In artikel 8 van voornoemde wet van 8 augustus 1997 wordt nader bepaald dat deze toegang uitsluitend mogelijk is in het kader van door of krachtens de wet bepaalde doeleinden.

Dit besluit is de uitvoering van dit artikel 8 en integreert de artikelen 28/3 tot 28/7 in het koninklijk besluit van 19 juli 2001 betreffende de toegang van bepaalde openbare besturen tot het Centraal Strafregister met de bedoeling aan sommige directies van de Federale Overheidsdienst Werkgelegenheid, Arbeid en Sociaal Overleg toegang te verschaffen tot het Centraal Strafregister.

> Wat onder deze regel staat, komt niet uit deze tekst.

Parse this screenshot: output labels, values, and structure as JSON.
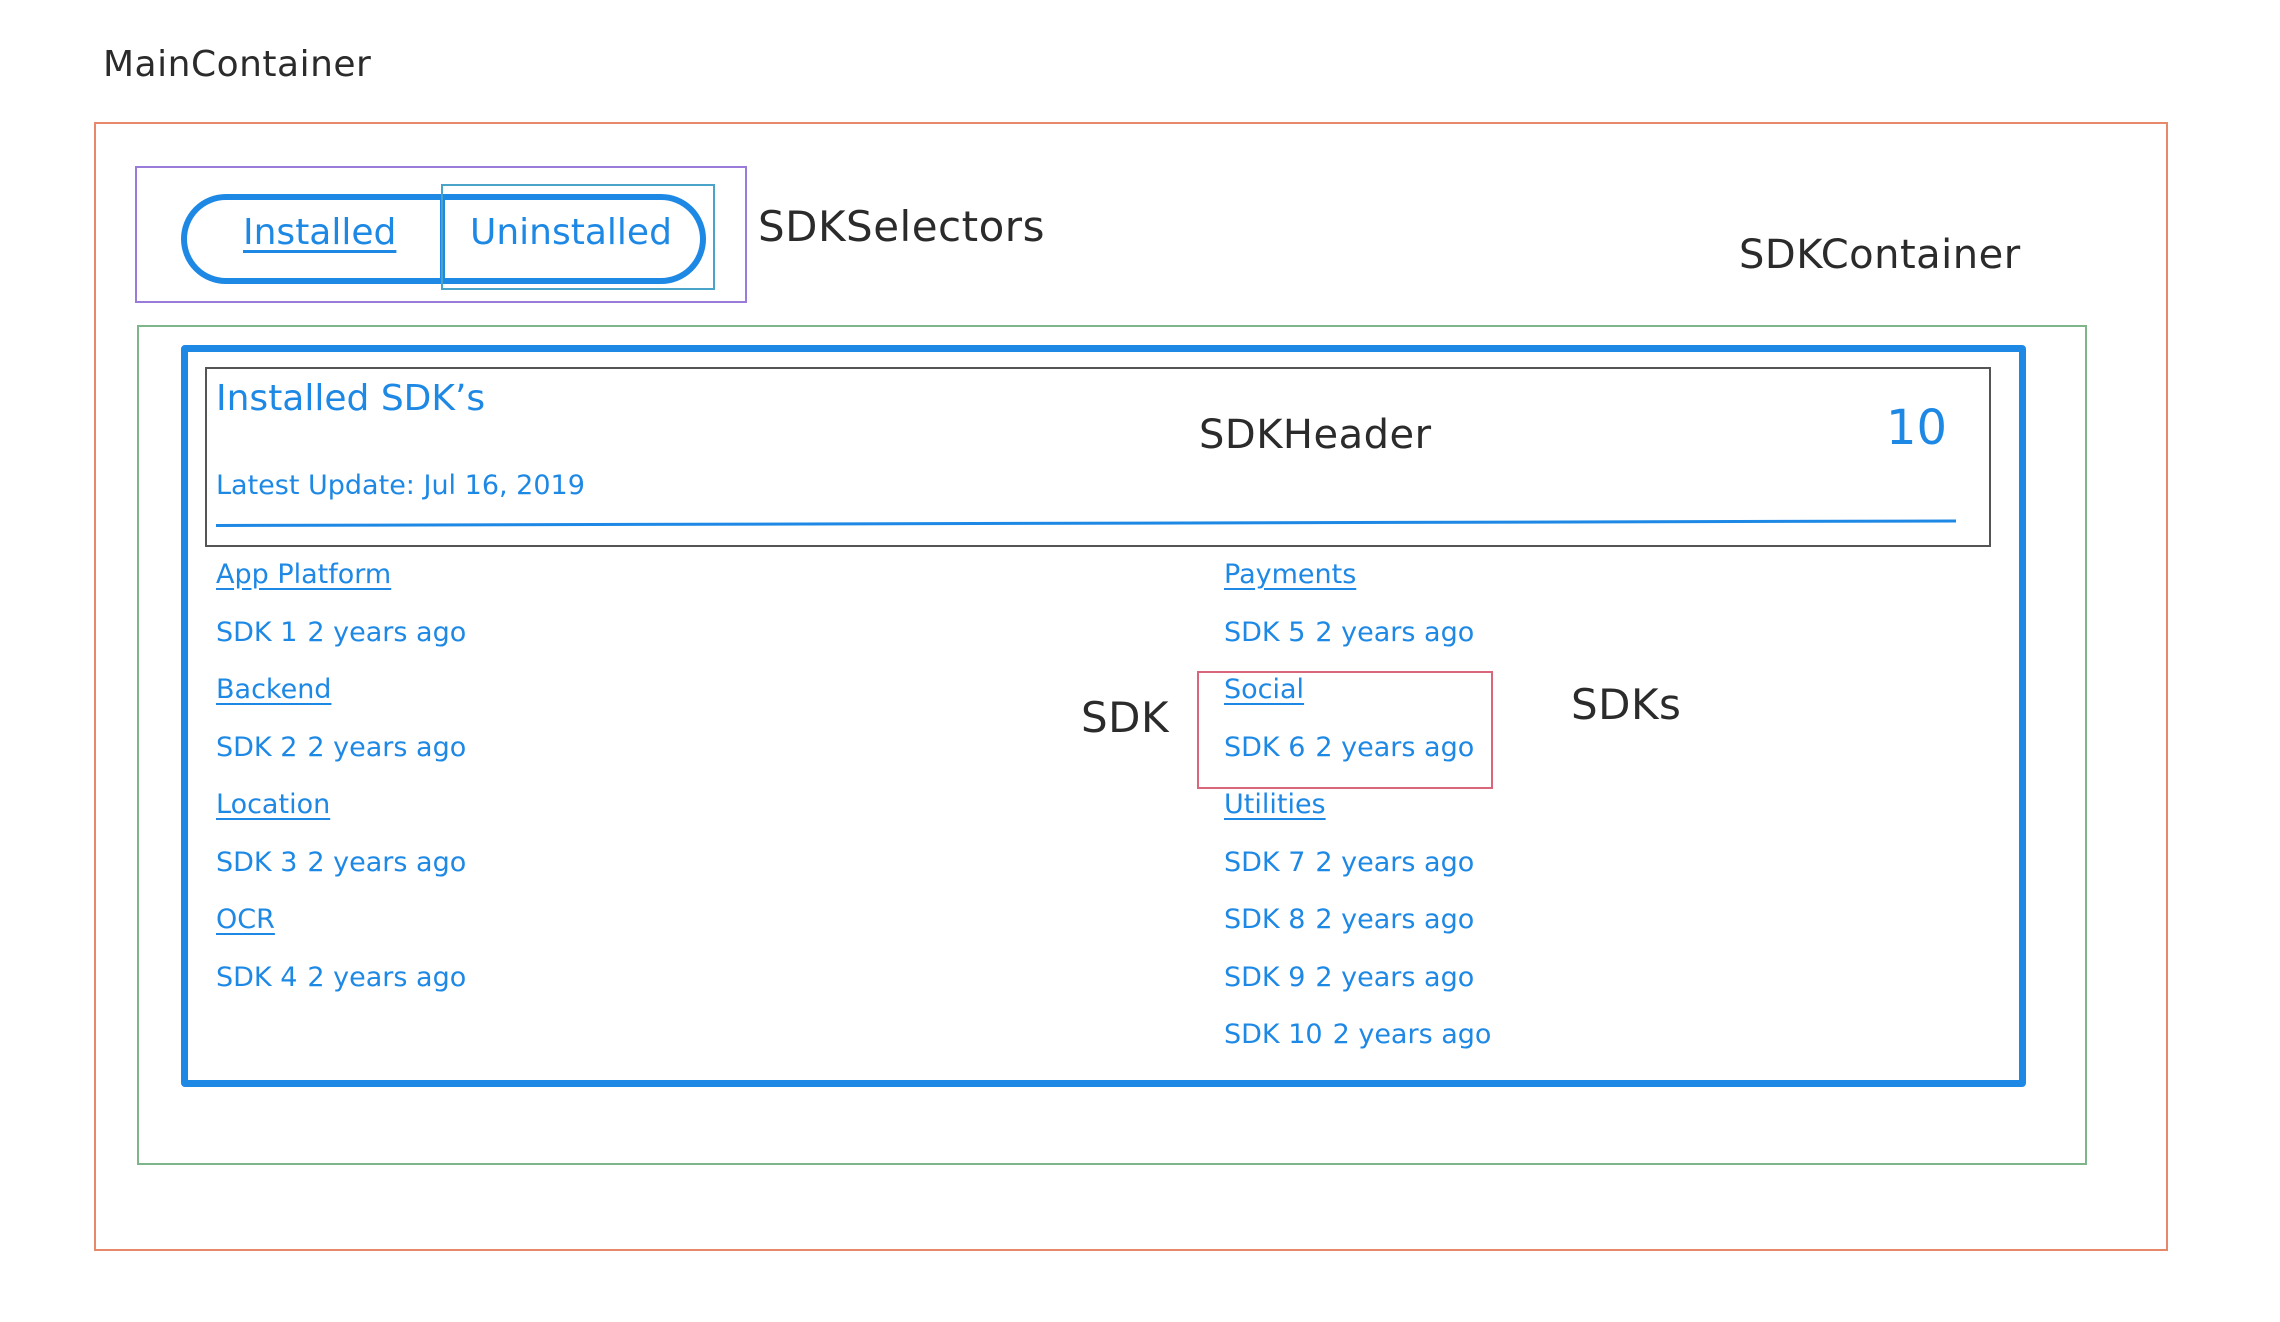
{
  "annotations": {
    "main_container": "MainContainer",
    "sdk_selectors": "SDKSelectors",
    "sdk_container": "SDKContainer",
    "sdk_header": "SDKHeader",
    "sdk": "SDK",
    "sdks": "SDKs"
  },
  "selectors": {
    "installed_label": "Installed",
    "uninstalled_label": "Uninstalled",
    "active": "Installed"
  },
  "header": {
    "title": "Installed SDK’s",
    "latest_update": "Latest Update: Jul 16, 2019",
    "count": "10"
  },
  "columns": [
    {
      "items": [
        {
          "kind": "category",
          "label": "App Platform"
        },
        {
          "kind": "sdk",
          "name": "SDK 1",
          "age": "2 years ago"
        },
        {
          "kind": "category",
          "label": "Backend"
        },
        {
          "kind": "sdk",
          "name": "SDK 2",
          "age": "2 years ago"
        },
        {
          "kind": "category",
          "label": "Location"
        },
        {
          "kind": "sdk",
          "name": "SDK 3",
          "age": "2 years ago"
        },
        {
          "kind": "category",
          "label": "OCR"
        },
        {
          "kind": "sdk",
          "name": "SDK 4",
          "age": "2 years ago"
        }
      ]
    },
    {
      "items": [
        {
          "kind": "category",
          "label": "Payments"
        },
        {
          "kind": "sdk",
          "name": "SDK 5",
          "age": "2 years ago"
        },
        {
          "kind": "category",
          "label": "Social"
        },
        {
          "kind": "sdk",
          "name": "SDK 6",
          "age": "2 years ago"
        },
        {
          "kind": "category",
          "label": "Utilities"
        },
        {
          "kind": "sdk",
          "name": "SDK 7",
          "age": "2 years ago"
        },
        {
          "kind": "sdk",
          "name": "SDK 8",
          "age": "2 years ago"
        },
        {
          "kind": "sdk",
          "name": "SDK 9",
          "age": "2 years ago"
        },
        {
          "kind": "sdk",
          "name": "SDK 10",
          "age": "2 years ago"
        }
      ]
    }
  ],
  "colors": {
    "accent": "#1e88e5",
    "main_container_border": "#e8886b",
    "selectors_border": "#9b7bd9",
    "sdk_container_border": "#7fb58a",
    "sdk_highlight_border": "#d9667a",
    "annotation_text": "#2b2b2b"
  }
}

Artikelsgewijze bespreking

Artikel 1. Dit artikel verschaft aan de leidinggevende ambtenaar van de Algemene Directie Toezicht op de Sociale Wetten van de Federale Overheidsdienst Werkgelegenheid, Arbeid en Sociaal Overleg en aan de personeelsleden die hij daarvoor nominatief aanduidt, toegang tot het Centraal Strafregister, maar uitsluitend tot de veroordelingen voor inbreuken die binnen hun wettelijke bevoegdheid vallen. Deze toegang is gemachtigd in toepassing van de artikelen 17 en 55 van het Sociaal Strafwetboek.

Naast opsporingstoezicht van louter sociaalrechtelijke inbreuken die omschreven worden in Boek 2 van het Sociaal Strafwetboek, werden deze sociaal inspecteurs tevens ad hoc aangesteld voor het toezicht op bepaalde gemeenrechtelijk beteugelde misdrijven. Dit is het geval voor inbreuken op racisme en discriminatie inzake arbeidsbetrekkingen (op basis van de drie non-discriminatiewetten van 10 mei 2007), waarbij ze overigens ook geroepen zijn tot gerechtelijke opdrachten voor de referentiemagistraten bij de arbeidsauditoraten inzake "discriminatie en haatmisdrijven" (zaken op basis van de antiracismewet, de genderwet en de antidiscriminatiewet, met inbegrip van de verzwarende omstandigheden en de negationismewet).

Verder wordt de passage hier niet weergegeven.